Thérèse connaît les 26
carmélites avec qui elle va vivre désormais. Dès le début, elle
impressionne par sa maturité . Dans une lettre à Mme Guérin, la prieure
écrit : "Jamais je n'aurai pu croire à un jugement aussi avancé en 15
années d'âge … pas un mot à lui dire, tout est parfait. "malgré son
jeune âge, Mère Marie de Gonzague aura l'intelligence de ne pas la
chouchouter. Thérèse lui en sera gré. Et la vie du carmel se déroule
avec son mélange de travail, de prières, de repos , de fêtes … et de
monotonie.
Au mois de mai, à
l'occasion de la profession de Sœur Marie du Sacré Cœur ( Marie),
Thérèse rencontre pour la dernière fois le Père Pichon sj , son
directeur spirituel, avant son départ au Canada. Elle fait une
confession générale, ce dernier la rassure : "Je déclare que jamais vous
n'avez commis un seul péché mortel." C'est la fin du trouble intérieur.
Mais alors commence l'angoisse due à la maladie de Mr Martin. le 24
juin, frappé d'amnésie, Louis Martin disparaît pendant 4 jours sans
prévenir. on le retrouve au Havre. « O ma mère! ce que nous avons
souffert ! Et ce n'était que le commencement de nos épreuves ! »
C'est dans ce contexte que
Thérèse, aidée par Sœur Agnès de Jésus découvre la profondeur des
trésors cachés dans la Sainte Face… J'ai compris ce qu'était la
véritable gloire.
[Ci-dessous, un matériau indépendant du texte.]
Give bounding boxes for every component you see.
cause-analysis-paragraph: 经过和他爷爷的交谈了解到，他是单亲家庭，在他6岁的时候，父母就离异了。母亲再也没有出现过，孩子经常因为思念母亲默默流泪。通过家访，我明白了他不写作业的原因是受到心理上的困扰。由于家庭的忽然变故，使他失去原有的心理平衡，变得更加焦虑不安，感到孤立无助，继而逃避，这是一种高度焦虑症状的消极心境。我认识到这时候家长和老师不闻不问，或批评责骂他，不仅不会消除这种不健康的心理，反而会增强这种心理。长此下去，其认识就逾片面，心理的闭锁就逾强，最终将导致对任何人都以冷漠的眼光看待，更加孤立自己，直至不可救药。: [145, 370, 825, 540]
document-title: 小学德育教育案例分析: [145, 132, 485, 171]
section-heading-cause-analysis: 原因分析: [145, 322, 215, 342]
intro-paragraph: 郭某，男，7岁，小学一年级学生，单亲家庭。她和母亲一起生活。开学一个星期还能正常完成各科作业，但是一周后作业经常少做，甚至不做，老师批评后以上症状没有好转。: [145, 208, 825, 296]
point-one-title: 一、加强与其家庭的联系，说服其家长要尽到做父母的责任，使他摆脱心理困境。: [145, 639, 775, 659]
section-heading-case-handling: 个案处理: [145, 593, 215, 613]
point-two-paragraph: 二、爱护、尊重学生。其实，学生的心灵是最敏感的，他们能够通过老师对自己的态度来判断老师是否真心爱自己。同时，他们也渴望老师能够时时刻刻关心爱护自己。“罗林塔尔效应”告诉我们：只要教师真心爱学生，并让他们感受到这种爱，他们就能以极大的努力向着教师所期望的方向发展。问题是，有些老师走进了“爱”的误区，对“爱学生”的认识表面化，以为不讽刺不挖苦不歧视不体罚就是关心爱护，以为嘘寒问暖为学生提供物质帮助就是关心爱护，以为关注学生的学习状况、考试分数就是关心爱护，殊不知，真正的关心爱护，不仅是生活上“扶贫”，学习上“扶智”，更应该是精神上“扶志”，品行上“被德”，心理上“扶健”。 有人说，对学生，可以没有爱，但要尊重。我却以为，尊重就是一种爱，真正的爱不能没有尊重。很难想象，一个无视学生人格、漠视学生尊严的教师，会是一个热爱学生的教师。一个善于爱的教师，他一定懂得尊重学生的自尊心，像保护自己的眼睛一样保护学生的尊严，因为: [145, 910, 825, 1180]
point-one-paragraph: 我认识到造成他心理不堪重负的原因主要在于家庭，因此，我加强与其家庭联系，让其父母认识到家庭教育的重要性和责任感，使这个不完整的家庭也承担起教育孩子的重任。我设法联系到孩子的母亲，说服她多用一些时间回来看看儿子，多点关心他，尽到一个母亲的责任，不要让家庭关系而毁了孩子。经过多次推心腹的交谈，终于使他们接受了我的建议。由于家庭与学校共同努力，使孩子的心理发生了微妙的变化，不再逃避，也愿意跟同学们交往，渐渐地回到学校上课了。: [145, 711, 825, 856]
Celui dont le royaume n'est pas de ce monde me montra
que la vraie sagesse consiste à vouloir être ignorée , comptée pour
rien... J'ai soif de souffrir et d'être oubliée."
En novembre, Louis Martin
est frappé d'une nouvelle poussée de paralysie. Nouvelle angoisse des
sœurs Martin.
5 au 10 janvier : Thérèse
fait sa retraite de prise d'habit. Elle écrit à Sœur Agnès de Jésus
qu'elle est plongée dans les ténèbres ." sa seule consolation est une
force , une paix très grande et puis elle espère être comme Jésus veut,
voilà sa joie, ça autrement, dit-elle, tout est tristesse ."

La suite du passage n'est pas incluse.